2. No Tribunal Constitucional, foi proferida Decisão sumária de não conhecimento do recurso.
Na fundamentação de tal decisão, refere-se o seguinte:
“(…) O recorrente identifica a decisão recorrida como correspondendo ao acórdão do Tribunal da Relação de Lisboa, que se pronunciou sobre o recurso intercalar interposto a fls. 648, ou seja, o acórdão de 14 de maio de 2013.
Tendo como referência tal acórdão, apreciaremos, de seguida, a questão do preenchimento dos pressupostos de admissibilidade do recurso.
(…) O Tribunal Constitucional tem entendido, de modo reiterado e uniforme, serem requisitos cumulativos da admissibilidade do recurso, da alínea b) do n.º 1 do artigo 70.º da LTC, a existência de um objeto normativo – norma ou interpretação normativa - como alvo de apreciação; o esgotamento dos recursos ordinários (artigo 70.º, n.º 2, da LTC); a aplicação da norma ou interpretação normativa, cuja sindicância se pretende, como ratio decidendi da decisão recorrida; a suscitação prévia da questão de constitucionalidade normativa, de modo processualmente adequado e tempestivo, perante o tribunal a quo (artigo 280.º, n.º 1, alínea b), da Constituição da República Portuguesa; artigo 72.º, n.º 2, da LTC).
(…) O recurso de constitucionalidade apenas pode ter como objeto normas ou interpretações normativas.
Em conformidade, incumbe ao recorrente autonomizar e enunciar um verdadeiro critério normativo, que tenha sido utilizado como ratio decidendi pela decisão recorrida, reportando-o a uma determinada disposição ou conjugação de disposições legais.
Tal enunciação terá necessariamente de corresponder a um dos sentidos extraíveis da literalidade do(s) preceito(s) escolhido(s) como suporte da norma ou interpretação normativa colocada em crise, devendo ser apresentada, em termos tais que o Tribunal Constitucional, no caso de concluir pela sua inconstitucionalidade, possa reproduzir tal enunciação, de modo a que os respetivos destinatários e operadores do direito em geral fiquem cientes do concreto sentido normativo julgado desconforme com a Lei Fundamental.
Ora, no presente caso, o recorrente repetidamente se refere à inconstitucionalidade da decisão, assacando, de forma expressa, a violação de princípios e normas da Lei Fundamental ao próprio acórdão recorrido e não a específicos critérios normativos que o mesmo tenha convocado.

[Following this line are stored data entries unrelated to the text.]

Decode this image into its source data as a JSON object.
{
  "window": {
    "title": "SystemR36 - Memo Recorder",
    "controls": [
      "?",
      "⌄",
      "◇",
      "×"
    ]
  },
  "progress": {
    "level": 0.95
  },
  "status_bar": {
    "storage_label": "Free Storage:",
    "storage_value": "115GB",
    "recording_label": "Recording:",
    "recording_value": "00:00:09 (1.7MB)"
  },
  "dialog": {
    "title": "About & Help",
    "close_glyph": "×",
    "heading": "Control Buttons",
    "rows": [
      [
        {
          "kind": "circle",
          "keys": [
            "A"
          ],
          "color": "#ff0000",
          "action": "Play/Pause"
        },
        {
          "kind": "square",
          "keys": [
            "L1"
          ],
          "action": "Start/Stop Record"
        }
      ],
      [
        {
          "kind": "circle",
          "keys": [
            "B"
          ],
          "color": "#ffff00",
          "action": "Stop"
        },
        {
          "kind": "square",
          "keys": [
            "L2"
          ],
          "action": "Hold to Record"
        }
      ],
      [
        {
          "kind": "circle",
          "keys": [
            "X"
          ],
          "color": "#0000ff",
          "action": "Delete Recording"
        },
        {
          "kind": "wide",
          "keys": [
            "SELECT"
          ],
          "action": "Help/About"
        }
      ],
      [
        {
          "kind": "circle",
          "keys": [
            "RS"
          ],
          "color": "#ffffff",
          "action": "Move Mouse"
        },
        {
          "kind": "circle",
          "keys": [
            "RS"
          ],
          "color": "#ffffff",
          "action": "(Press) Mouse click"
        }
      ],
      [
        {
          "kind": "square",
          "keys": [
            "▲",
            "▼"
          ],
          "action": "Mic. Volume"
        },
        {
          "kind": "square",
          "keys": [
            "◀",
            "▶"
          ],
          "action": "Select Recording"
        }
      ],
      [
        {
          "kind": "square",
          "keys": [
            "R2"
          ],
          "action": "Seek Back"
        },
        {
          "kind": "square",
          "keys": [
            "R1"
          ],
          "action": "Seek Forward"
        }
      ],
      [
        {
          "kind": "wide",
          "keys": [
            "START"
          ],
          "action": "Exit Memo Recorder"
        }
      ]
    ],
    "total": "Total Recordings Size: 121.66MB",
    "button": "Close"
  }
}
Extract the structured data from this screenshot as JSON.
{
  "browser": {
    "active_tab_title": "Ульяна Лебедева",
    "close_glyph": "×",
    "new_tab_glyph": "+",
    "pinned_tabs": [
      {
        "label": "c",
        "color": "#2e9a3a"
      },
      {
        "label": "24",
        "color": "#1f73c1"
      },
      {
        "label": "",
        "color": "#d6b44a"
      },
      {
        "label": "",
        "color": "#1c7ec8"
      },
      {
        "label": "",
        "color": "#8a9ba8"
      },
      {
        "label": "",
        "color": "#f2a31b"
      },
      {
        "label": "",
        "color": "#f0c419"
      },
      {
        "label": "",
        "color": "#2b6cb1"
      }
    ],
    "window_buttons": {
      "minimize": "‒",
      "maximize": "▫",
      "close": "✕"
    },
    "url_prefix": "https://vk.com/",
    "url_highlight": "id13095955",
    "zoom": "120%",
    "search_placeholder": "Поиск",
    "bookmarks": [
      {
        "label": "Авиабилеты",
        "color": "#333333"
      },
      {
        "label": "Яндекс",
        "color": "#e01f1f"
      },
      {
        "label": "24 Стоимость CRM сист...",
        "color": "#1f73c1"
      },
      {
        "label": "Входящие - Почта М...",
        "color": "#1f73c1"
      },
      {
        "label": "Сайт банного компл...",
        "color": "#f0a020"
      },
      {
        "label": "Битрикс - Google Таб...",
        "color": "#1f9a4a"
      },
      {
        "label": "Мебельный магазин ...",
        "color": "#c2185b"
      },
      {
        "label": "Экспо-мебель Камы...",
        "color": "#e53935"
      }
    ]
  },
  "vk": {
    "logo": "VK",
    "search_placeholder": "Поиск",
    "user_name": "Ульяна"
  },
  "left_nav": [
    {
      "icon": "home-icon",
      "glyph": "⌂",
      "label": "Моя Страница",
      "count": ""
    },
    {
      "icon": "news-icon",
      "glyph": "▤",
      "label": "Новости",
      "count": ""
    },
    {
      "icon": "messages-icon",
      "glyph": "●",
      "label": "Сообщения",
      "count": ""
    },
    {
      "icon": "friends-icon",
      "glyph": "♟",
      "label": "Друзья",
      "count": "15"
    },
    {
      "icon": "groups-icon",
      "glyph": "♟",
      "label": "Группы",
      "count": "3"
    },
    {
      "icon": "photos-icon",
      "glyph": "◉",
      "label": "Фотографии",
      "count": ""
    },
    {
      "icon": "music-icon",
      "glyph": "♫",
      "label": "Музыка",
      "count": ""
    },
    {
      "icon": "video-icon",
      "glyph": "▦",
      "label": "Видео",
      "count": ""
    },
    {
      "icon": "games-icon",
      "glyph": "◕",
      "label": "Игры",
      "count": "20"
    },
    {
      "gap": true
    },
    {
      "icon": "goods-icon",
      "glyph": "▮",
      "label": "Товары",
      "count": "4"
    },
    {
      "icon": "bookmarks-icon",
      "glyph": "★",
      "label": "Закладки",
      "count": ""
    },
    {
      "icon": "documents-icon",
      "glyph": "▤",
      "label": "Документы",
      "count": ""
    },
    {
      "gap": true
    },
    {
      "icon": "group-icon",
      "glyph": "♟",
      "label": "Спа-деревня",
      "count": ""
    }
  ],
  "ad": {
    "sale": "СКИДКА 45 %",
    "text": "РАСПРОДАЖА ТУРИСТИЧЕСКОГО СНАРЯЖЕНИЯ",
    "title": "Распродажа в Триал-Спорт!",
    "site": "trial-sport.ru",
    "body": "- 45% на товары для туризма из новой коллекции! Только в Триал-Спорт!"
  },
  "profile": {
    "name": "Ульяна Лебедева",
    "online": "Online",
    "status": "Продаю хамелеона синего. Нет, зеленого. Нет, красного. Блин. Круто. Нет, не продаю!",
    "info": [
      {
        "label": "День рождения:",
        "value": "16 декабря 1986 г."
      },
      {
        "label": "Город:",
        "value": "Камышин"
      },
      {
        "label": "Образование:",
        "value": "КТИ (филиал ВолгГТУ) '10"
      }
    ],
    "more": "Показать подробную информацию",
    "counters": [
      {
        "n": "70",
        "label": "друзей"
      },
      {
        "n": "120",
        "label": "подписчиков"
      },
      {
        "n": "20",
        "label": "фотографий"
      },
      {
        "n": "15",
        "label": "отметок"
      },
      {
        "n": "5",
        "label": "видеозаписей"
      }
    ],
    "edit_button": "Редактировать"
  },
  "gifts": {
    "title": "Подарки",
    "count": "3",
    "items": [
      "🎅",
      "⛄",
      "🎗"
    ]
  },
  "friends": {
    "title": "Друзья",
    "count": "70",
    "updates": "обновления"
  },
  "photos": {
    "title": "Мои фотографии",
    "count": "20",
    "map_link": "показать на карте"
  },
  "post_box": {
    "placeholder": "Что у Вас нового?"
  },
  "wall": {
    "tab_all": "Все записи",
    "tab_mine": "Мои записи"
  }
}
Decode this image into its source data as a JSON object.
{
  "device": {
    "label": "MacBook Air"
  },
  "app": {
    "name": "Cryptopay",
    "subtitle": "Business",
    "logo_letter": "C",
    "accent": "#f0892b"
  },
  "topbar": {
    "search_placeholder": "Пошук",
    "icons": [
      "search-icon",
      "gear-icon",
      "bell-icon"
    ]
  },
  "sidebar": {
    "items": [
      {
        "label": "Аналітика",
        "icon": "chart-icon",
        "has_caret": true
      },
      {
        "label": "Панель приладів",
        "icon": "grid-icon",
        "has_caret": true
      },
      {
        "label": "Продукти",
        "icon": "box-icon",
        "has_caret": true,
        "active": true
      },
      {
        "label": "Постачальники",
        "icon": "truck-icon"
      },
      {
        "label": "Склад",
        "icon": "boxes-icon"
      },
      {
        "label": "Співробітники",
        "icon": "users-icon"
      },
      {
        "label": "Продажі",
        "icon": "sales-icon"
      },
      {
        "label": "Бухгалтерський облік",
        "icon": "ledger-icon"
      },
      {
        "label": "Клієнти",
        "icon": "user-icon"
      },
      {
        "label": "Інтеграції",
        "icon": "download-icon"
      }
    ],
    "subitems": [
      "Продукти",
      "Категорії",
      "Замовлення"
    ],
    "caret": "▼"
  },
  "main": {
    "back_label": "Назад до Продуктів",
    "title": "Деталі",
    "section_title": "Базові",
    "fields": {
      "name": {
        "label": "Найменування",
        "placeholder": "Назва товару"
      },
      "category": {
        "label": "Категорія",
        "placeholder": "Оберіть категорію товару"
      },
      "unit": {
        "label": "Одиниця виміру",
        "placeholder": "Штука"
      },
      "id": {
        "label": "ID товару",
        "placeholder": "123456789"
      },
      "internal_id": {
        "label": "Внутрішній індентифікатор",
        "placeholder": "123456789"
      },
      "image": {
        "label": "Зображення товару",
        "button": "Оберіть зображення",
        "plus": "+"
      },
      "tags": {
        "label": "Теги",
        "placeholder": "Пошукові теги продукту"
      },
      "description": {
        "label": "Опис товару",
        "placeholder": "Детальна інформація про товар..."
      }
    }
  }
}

Ensaia, ainda assim, o recorrente uma tentativa de enunciar uma “interpretação” do artigo 113.º, n.os 3 e 4, do Código de Processo Penal, referindo que pretende a apreciação da inconstitucionalidade do sentido interpretativo que conclui que, “por haver TIR prestado, [é] na prática, inilidível a presunção de notificação aí estabelecida ainda que nos autos haja indícios suficientes de que tal notificação não terá ocorrido efetivamente”. Tal enunciação, porém, não traduz um critério normativo extraível do preceito legal indicado, sendo manifesto que é construída com base na apreciação subjetiva dos factos, por parte do recorrente – ou seja, na sua convicção de que há nos autos indícios suficientes da não ocorrência efetiva da notificação – independentemente da adesão que tal apreciação mereça na decisão recorrida.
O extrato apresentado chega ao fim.